Edward Rowland Alworth Merewether (Avatar)

1892-1970

Vol VI

Pg 335

Edward Rowland Alworth Merewether

1892-1970

Vol VI

Pg 335

b.2 March 1892 d.15 February 1970

CB(1956) CBE(1948) MB BS Durh(1914) MD(1916) MRCP(1938) FRSE(1940) FRCP(1946)

Edward Rowland Alworth Merewether was born in Durham. The son of Alworth Edward Merewether, a naval surgeon, his great grandfather was John Merewether, Dean of Hereford and private chaplain to Queen Adelaide. He qualified MB BS from Durham in 1914 and two years later he got his MD, with Gold Medal, at the same University. He held house appointments at the Royal Victoria Infirmary Newcastle, but very soon joined the Royal Navy as a surgeon and was seconded to the Army and took part in the Serbian Army’s retreat to Salonika. For his work at this time in the typhus epidemic he was awarded the Order of St. Sava of Serbia. After demobilisation he spent a short time in general practice and served as Chairman of the Ministry of Pensions Medical Board, and later as a Medical Member of the Pensions Appeal Tribunal. In 1922, he was appointed Assistant Tuberculosis Officer in Sheffield, and, in 1925, Assistant School Medical Officer, Salford. In 1926, he was called to the Bar by Gray’s Inn.

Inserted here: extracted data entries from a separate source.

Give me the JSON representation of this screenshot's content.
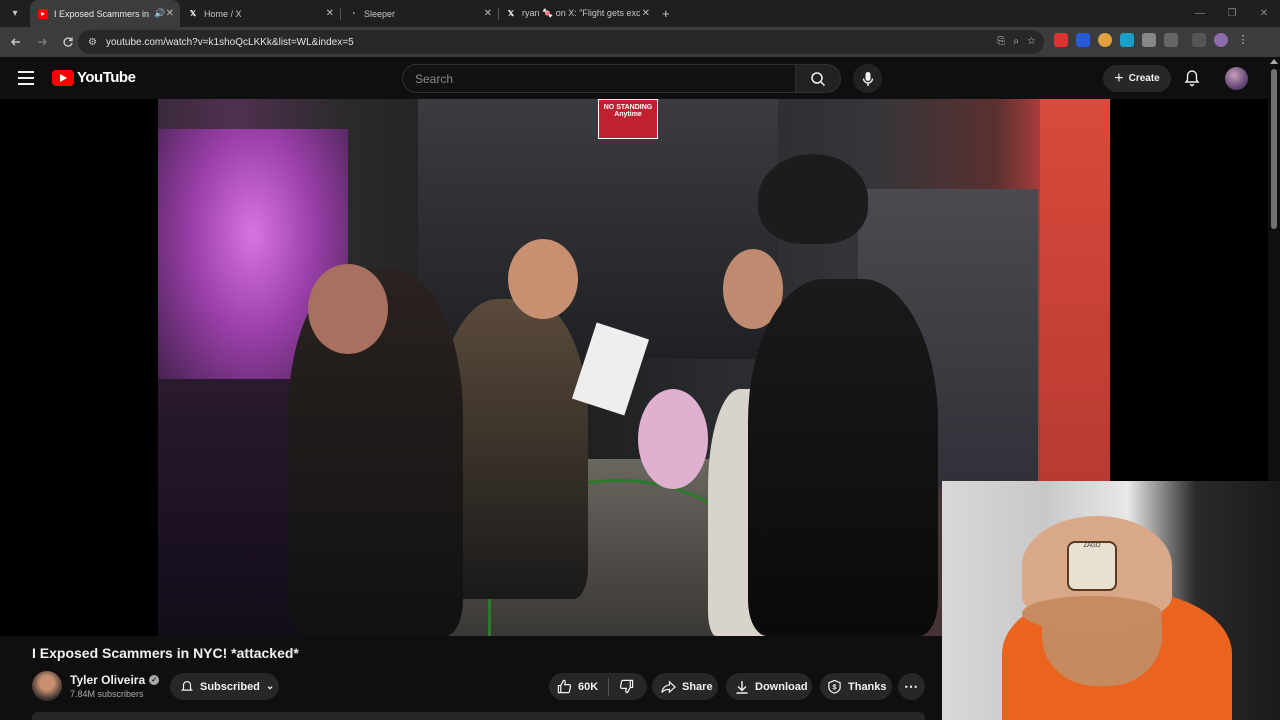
{
  "browser": {
    "tabs": [
      {
        "title": "I Exposed Scammers in NYC",
        "favicon": "youtube-icon",
        "active": true,
        "audio": true
      },
      {
        "title": "Home / X",
        "favicon": "x-icon",
        "active": false
      },
      {
        "title": "Sleeper",
        "favicon": "sleeper-icon",
        "active": false
      },
      {
        "title": "ryan 🍬 on X: \"Flight gets excit",
        "favicon": "x-icon",
        "active": false
      }
    ],
    "url": "youtube.com/watch?v=k1shoQcLKKk&list=WL&index=5"
  },
  "youtube": {
    "logo_text": "YouTube",
    "search_placeholder": "Search",
    "create_label": "Create"
  },
  "video": {
    "sign_text_1": "NO STANDING",
    "sign_text_2": "Anytime",
    "patch_text": "ZAGO",
    "title": "I Exposed Scammers in NYC! *attacked*",
    "channel_name": "Tyler Oliveira",
    "subscribers": "7.84M subscribers",
    "subscribe_label": "Subscribed",
    "likes": "60K",
    "share_label": "Share",
    "download_label": "Download",
    "thanks_label": "Thanks"
  },
  "colors": {
    "youtube_red": "#ff0000",
    "background": "#0f0f0f",
    "pill": "#272727"
  }
}
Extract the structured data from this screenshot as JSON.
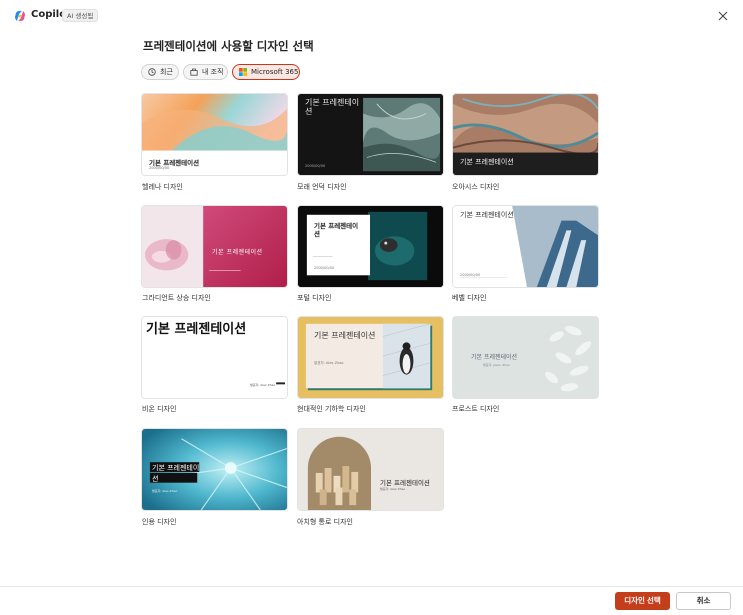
{
  "app": {
    "name": "Copilot",
    "badge": "AI 생성됨"
  },
  "dialog": {
    "title": "프레젠테이션에 사용할 디자인 선택"
  },
  "filters": [
    {
      "label": "최근",
      "icon": "clock-icon",
      "selected": false
    },
    {
      "label": "내 조직",
      "icon": "organization-icon",
      "selected": false
    },
    {
      "label": "Microsoft 365",
      "icon": "microsoft-logo-icon",
      "selected": true
    }
  ],
  "designs": [
    {
      "name": "헬레나 디자인",
      "thumb_title": "기본 프레젠테이션",
      "thumb_sub": "2000/00/00"
    },
    {
      "name": "모래 언덕 디자인",
      "thumb_title": "기본 프레젠테이션",
      "thumb_sub": "2000/00/00"
    },
    {
      "name": "오아시스 디자인",
      "thumb_title": "기본 프레젠테이션",
      "thumb_sub": ""
    },
    {
      "name": "그라디언트 상승 디자인",
      "thumb_title": "기본 프레젠테이션",
      "thumb_sub": ""
    },
    {
      "name": "포털 디자인",
      "thumb_title": "기본 프레젠테이션",
      "thumb_sub": "2000/00/00"
    },
    {
      "name": "베벨 디자인",
      "thumb_title": "기본 프레젠테이션",
      "thumb_sub": "2000/00/00"
    },
    {
      "name": "비온 디자인",
      "thumb_title": "기본 프레젠테이션",
      "thumb_sub": "발표자: Alex Zhao"
    },
    {
      "name": "현대적인 기하학 디자인",
      "thumb_title": "기본 프레젠테이션",
      "thumb_sub": "발표자: Alex Zhao"
    },
    {
      "name": "프로스트 디자인",
      "thumb_title": "기본 프레젠테이션",
      "thumb_sub": "발표자: Jason Zhao"
    },
    {
      "name": "인용 디자인",
      "thumb_title": "기본 프레젠테이션",
      "thumb_sub": "발표자: Alex Zhao"
    },
    {
      "name": "아치형 통로 디자인",
      "thumb_title": "기본 프레젠테이션",
      "thumb_sub": "발표자: Alex Zhao"
    }
  ],
  "buttons": {
    "select": "디자인 선택",
    "cancel": "취소"
  },
  "colors": {
    "accent": "#c43e1c",
    "selected_chip_bg": "#fde7e3"
  }
}
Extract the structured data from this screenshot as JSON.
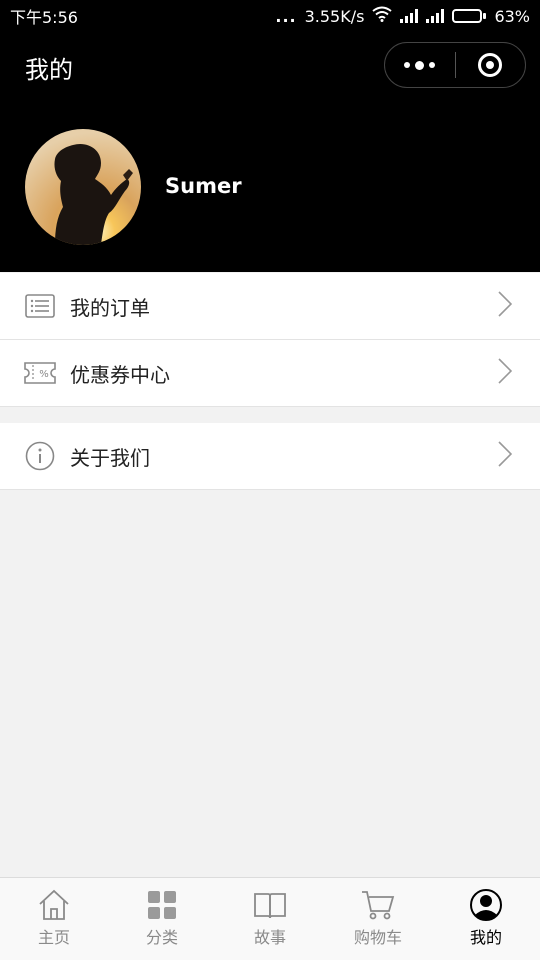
{
  "status_bar": {
    "time": "下午5:56",
    "dots": "...",
    "speed": "3.55K/s",
    "battery": "63%",
    "battery_level": 0.63
  },
  "header": {
    "title": "我的",
    "username": "Sumer"
  },
  "menu": {
    "orders": "我的订单",
    "coupons": "优惠券中心",
    "about": "关于我们"
  },
  "tabs": [
    {
      "label": "主页",
      "icon": "home-icon"
    },
    {
      "label": "分类",
      "icon": "grid-icon"
    },
    {
      "label": "故事",
      "icon": "book-icon"
    },
    {
      "label": "购物车",
      "icon": "cart-icon"
    },
    {
      "label": "我的",
      "icon": "user-icon",
      "active": true
    }
  ],
  "colors": {
    "header_bg": "#000000",
    "page_bg": "#f2f2f2",
    "tab_inactive": "#8a8a8a",
    "tab_active": "#000000"
  }
}
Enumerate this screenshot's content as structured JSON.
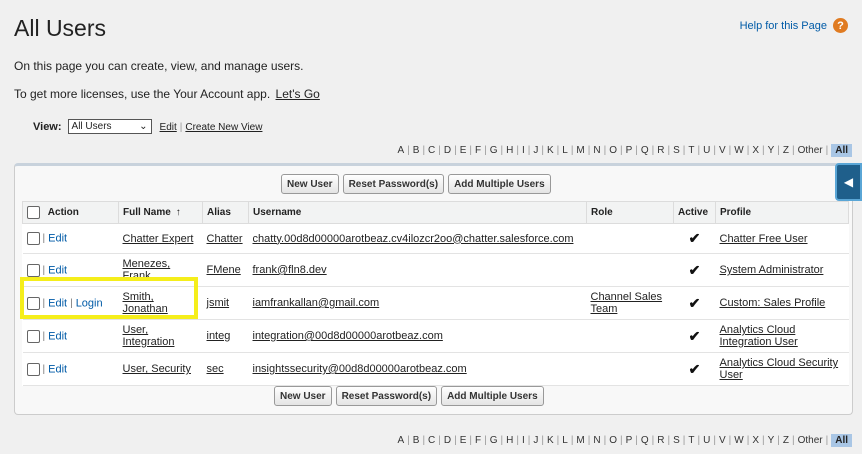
{
  "header": {
    "title": "All Users",
    "help_label": "Help for this Page",
    "help_icon": "?"
  },
  "intro": {
    "line1": "On this page you can create, view, and manage users.",
    "line2": "To get more licenses, use the Your Account app.",
    "line2_link": "Let's Go"
  },
  "view": {
    "label": "View:",
    "selected": "All Users",
    "edit_link": "Edit",
    "create_link": "Create New View"
  },
  "alphabet": [
    "A",
    "B",
    "C",
    "D",
    "E",
    "F",
    "G",
    "H",
    "I",
    "J",
    "K",
    "L",
    "M",
    "N",
    "O",
    "P",
    "Q",
    "R",
    "S",
    "T",
    "U",
    "V",
    "W",
    "X",
    "Y",
    "Z",
    "Other"
  ],
  "alphabet_all": "All",
  "buttons": {
    "new_user": "New User",
    "reset_password": "Reset Password(s)",
    "add_multiple": "Add Multiple Users"
  },
  "table": {
    "columns": [
      "Action",
      "Full Name",
      "Alias",
      "Username",
      "Role",
      "Active",
      "Profile"
    ],
    "sort_arrow": "↑",
    "edit_label": "Edit",
    "login_label": "Login",
    "rows": [
      {
        "full_name": "Chatter Expert",
        "alias": "Chatter",
        "username": "chatty.00d8d00000arotbeaz.cv4ilozcr2oo@chatter.salesforce.com",
        "role": "",
        "active": "✔",
        "profile": "Chatter Free User",
        "login": false
      },
      {
        "full_name": "Menezes, Frank",
        "alias": "FMene",
        "username": "frank@fln8.dev",
        "role": "",
        "active": "✔",
        "profile": "System Administrator",
        "login": false
      },
      {
        "full_name": "Smith, Jonathan",
        "alias": "jsmit",
        "username": "iamfrankallan@gmail.com",
        "role": "Channel Sales Team",
        "active": "✔",
        "profile": "Custom: Sales Profile",
        "login": true
      },
      {
        "full_name": "User, Integration",
        "alias": "integ",
        "username": "integration@00d8d00000arotbeaz.com",
        "role": "",
        "active": "✔",
        "profile": "Analytics Cloud Integration User",
        "login": false
      },
      {
        "full_name": "User, Security",
        "alias": "sec",
        "username": "insightssecurity@00d8d00000arotbeaz.com",
        "role": "",
        "active": "✔",
        "profile": "Analytics Cloud Security User",
        "login": false
      }
    ]
  },
  "colors": {
    "highlight": "#f5ee1b",
    "link_blue": "#015ba7",
    "side_tab": "#1f5f8b"
  }
}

In 1927 he joined HM Medical Inspectorate of Factories, then under the Home Office, and it was here that he made an important contribution both to the practice and science of industrial medicine. His Report (with C W Price) on the effects of asbestos on the lungs, published in 1930, has become a classic. He showed that no less than 81% of the persons who had worked with asbestos for 20 years had pulmonary fibrosis. This Report led to the making of the Asbestos Industry Regulations 1931, and to the inclusion of asbestosis in the workmen’s compensation scheme. Later Merewether was the first person to confirm suspicions that cancer of the lung might be associated with asbestos, but unfortunately his series of observations was not published under his own name but in the Annual Reports of the Chief Inspector of Factories. In the Inspectorate he had an illustrious career which spanned 30 years, in which he did much to build up the esteem in which it was held both nationally and internationally; not only by his work and the standard he set but by his impact as a speaker at medical conferences both at home and abroad.

He was a popular member of the Savage Club, and it was here that his power as a raconteur came to the full.

Merewether was a kind and sympathetic person who had a gift for friendship and an urgent desire to help others which, happily, he was able to achieve both in his professional and in his private life. Throughout his career, his acute mind, engaging personality, and his ability to grasp essentials without losing sight of the details, were apparent in his work, but towards his latter days a streak of obstinacy crept in and he could procrastinate beyond belief. He was at heart a doctor and not an administrator and some felt that medicine, in which his real talents lay, had to take second place to departmental routine of which he was not the best exponent. He was very widely and deeply read, his chief hobby was gardening, and he loved music of a classical and romantic kind. He was a happily married man who enjoyed family life, and his children and his grandchildren felt no generation gap.

Merewether received many honours. The Royal Society of Edinburgh elected him a Fellow in 1940. In 1944, during the reign of George VI he was appointed KHP and his achievements were further recognised by the award of the CBE in 1948 and the CB in 1956. In 1957 he was awarded the Order of St. John of Jerusalem. He became MRCP in 1938 and was elected a Fellow in 1946. After retirement he undertook medico-legal work and visited Ceylon for the ILO.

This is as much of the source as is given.